How do you decide which complaint to handle first?

First look at two things: how often the failure repeats and how serious it is. A risky answer about payments, personal data, or service rules should be prioritized above a dozen complaints about a dry tone, even if there are fewer cases.

How do you turn live feedback into an eval set?

Take cases with a clear failure reason and a clear check. If the model made up a fact or broke the format, add the prompt, the answer, the reason tag, and a short rule like “do not mix up daily and monthly limits.”

Should complaints about answer quality and speed be mixed together?

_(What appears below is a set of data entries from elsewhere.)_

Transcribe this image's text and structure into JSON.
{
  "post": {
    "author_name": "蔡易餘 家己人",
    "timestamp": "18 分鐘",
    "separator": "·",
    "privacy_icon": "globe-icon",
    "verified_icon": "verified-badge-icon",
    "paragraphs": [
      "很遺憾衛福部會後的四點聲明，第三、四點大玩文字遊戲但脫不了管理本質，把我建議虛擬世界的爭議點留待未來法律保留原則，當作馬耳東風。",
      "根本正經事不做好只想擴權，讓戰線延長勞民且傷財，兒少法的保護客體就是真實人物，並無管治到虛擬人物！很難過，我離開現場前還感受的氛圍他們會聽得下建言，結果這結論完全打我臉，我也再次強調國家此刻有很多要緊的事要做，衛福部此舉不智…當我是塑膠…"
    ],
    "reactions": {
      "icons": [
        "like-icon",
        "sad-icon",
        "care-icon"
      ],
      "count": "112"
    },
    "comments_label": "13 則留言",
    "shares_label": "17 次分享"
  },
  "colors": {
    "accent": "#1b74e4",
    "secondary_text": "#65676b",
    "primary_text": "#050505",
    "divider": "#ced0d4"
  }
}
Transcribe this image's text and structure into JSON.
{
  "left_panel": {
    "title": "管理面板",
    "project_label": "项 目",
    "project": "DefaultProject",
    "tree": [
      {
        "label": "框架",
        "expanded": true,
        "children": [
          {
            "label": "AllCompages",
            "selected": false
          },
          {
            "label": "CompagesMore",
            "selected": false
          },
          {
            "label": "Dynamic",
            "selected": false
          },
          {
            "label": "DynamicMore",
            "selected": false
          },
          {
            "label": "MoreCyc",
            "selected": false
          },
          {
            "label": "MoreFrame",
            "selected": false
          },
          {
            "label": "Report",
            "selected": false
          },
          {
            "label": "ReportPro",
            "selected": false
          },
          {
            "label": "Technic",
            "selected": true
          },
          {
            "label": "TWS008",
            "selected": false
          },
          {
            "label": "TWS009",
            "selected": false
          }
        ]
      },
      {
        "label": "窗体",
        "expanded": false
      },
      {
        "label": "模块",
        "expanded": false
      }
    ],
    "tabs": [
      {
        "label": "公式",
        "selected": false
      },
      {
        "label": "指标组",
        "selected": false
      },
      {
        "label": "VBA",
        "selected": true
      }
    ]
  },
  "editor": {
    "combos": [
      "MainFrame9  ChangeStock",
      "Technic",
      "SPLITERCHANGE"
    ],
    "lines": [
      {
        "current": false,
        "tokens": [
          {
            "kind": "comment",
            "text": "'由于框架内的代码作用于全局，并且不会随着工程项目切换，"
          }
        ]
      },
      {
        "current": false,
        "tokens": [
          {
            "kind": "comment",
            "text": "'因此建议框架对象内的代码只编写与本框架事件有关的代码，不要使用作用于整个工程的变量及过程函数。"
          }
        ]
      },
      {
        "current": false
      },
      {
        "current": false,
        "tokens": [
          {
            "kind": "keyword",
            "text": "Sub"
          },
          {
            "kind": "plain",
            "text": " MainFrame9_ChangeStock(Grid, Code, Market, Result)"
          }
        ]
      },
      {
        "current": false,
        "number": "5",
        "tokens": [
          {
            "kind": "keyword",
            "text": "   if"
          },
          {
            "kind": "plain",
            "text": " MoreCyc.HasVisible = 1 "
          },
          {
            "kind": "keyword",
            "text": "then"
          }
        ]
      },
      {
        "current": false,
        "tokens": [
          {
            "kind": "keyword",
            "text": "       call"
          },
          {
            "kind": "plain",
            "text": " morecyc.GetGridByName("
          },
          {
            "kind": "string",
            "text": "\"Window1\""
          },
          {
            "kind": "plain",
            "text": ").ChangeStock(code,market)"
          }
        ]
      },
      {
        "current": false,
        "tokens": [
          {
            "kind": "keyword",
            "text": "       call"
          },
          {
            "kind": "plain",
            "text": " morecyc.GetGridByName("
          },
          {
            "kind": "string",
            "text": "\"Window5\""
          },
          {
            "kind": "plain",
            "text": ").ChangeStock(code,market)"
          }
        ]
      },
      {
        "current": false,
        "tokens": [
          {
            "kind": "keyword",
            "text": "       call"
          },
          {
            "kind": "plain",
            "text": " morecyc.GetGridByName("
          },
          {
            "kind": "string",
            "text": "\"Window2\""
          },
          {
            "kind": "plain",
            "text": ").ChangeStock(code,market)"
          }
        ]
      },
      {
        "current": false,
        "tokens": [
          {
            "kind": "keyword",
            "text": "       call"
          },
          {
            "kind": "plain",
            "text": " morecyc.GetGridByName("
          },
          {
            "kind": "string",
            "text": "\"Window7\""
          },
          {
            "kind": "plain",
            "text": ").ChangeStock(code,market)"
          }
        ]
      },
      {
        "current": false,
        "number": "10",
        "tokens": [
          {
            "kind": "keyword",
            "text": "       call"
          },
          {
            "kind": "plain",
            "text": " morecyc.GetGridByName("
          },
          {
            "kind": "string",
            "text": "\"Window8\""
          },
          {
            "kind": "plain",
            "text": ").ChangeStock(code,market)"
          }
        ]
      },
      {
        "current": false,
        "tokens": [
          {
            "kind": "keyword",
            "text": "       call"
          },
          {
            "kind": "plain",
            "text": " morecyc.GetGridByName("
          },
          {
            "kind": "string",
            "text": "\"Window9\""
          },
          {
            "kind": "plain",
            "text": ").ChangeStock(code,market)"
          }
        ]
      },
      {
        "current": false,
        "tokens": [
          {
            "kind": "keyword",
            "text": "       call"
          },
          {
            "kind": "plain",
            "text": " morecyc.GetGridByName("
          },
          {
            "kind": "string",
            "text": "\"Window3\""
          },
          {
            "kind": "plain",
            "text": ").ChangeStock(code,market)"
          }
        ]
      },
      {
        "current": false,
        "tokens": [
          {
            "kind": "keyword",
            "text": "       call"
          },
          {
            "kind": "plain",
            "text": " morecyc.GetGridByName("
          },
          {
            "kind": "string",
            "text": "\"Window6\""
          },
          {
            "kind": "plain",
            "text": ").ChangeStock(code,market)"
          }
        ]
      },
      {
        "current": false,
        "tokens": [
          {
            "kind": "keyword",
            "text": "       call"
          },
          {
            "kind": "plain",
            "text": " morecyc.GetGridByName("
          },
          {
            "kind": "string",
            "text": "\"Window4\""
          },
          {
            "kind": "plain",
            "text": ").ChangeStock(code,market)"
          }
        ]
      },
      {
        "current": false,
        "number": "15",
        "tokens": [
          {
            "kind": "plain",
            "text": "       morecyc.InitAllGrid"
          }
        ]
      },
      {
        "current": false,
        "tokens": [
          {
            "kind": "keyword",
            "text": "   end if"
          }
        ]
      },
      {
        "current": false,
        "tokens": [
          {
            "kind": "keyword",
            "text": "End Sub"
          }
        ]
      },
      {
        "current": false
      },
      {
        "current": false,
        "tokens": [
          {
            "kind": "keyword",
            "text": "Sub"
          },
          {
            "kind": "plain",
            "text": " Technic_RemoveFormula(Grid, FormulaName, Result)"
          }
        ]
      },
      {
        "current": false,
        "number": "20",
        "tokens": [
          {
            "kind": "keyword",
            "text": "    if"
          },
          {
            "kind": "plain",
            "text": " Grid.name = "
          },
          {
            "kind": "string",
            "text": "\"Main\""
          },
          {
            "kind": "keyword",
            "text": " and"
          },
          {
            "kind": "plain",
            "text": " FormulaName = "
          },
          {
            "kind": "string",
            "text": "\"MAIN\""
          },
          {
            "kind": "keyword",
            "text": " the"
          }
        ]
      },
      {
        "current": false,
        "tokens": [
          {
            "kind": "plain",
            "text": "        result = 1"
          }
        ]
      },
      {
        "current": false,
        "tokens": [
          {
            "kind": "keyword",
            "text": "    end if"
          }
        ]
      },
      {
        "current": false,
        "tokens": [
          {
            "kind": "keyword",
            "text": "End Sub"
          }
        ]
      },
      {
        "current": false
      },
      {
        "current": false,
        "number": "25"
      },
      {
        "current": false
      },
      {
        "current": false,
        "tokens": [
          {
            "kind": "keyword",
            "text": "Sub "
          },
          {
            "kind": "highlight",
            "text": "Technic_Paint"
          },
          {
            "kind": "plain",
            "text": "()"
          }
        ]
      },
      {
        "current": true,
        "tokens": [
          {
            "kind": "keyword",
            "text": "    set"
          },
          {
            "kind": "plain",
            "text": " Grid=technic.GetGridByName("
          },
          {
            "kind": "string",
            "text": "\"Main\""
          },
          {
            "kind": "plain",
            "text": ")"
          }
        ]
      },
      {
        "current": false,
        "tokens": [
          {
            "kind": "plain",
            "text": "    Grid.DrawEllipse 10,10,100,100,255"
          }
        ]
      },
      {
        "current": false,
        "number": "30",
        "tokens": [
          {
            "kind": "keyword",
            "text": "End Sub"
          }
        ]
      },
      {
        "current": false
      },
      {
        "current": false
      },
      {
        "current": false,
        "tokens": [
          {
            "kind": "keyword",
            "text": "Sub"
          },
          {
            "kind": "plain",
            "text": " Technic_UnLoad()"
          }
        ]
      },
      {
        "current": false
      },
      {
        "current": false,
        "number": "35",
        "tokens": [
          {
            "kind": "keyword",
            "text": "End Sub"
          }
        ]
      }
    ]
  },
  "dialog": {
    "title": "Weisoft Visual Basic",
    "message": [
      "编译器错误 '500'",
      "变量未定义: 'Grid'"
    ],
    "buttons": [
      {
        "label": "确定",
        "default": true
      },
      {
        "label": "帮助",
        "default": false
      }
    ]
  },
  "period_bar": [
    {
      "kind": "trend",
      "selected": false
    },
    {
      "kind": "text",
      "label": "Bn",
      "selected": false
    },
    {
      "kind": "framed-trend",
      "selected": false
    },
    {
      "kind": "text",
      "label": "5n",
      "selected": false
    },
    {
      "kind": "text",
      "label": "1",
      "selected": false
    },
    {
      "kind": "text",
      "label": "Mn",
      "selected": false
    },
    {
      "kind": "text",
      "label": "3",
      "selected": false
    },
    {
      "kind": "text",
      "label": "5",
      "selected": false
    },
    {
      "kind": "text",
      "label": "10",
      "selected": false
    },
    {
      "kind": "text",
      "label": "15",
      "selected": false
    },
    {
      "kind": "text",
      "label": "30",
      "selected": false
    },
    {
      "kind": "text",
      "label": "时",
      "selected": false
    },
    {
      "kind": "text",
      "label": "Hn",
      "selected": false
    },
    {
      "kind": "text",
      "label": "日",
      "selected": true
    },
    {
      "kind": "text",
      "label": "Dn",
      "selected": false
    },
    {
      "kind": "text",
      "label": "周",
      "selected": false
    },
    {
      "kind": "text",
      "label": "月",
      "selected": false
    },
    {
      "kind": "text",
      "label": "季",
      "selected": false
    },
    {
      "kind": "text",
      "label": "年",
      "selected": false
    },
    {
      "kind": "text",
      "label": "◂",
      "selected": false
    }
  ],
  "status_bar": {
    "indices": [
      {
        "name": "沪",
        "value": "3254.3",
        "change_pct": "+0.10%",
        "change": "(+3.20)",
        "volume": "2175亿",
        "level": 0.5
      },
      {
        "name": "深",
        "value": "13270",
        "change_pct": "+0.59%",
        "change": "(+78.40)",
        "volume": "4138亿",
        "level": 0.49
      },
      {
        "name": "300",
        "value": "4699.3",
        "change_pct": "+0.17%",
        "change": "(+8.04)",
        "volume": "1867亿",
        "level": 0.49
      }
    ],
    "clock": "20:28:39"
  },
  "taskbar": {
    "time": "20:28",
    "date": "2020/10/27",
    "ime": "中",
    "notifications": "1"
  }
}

It is better to keep them separate. A slow answer, a timeout, and a delayed first token are just as frustrating, but they are fixed through limits, infrastructure, and model choice, not through the prompt.

What should you do with personal data in logs?

If requests contain personal data, keep a masked copy for analysis. That way the team can review cases without extra risk or exposing sensitive information.

Where should you start if you do not have a process yet?

Start with one visible scenario, such as support chat, and collect clicks with full context for a week. Then group repeats, pick the most common failures, and add at least a few cases to the eval set.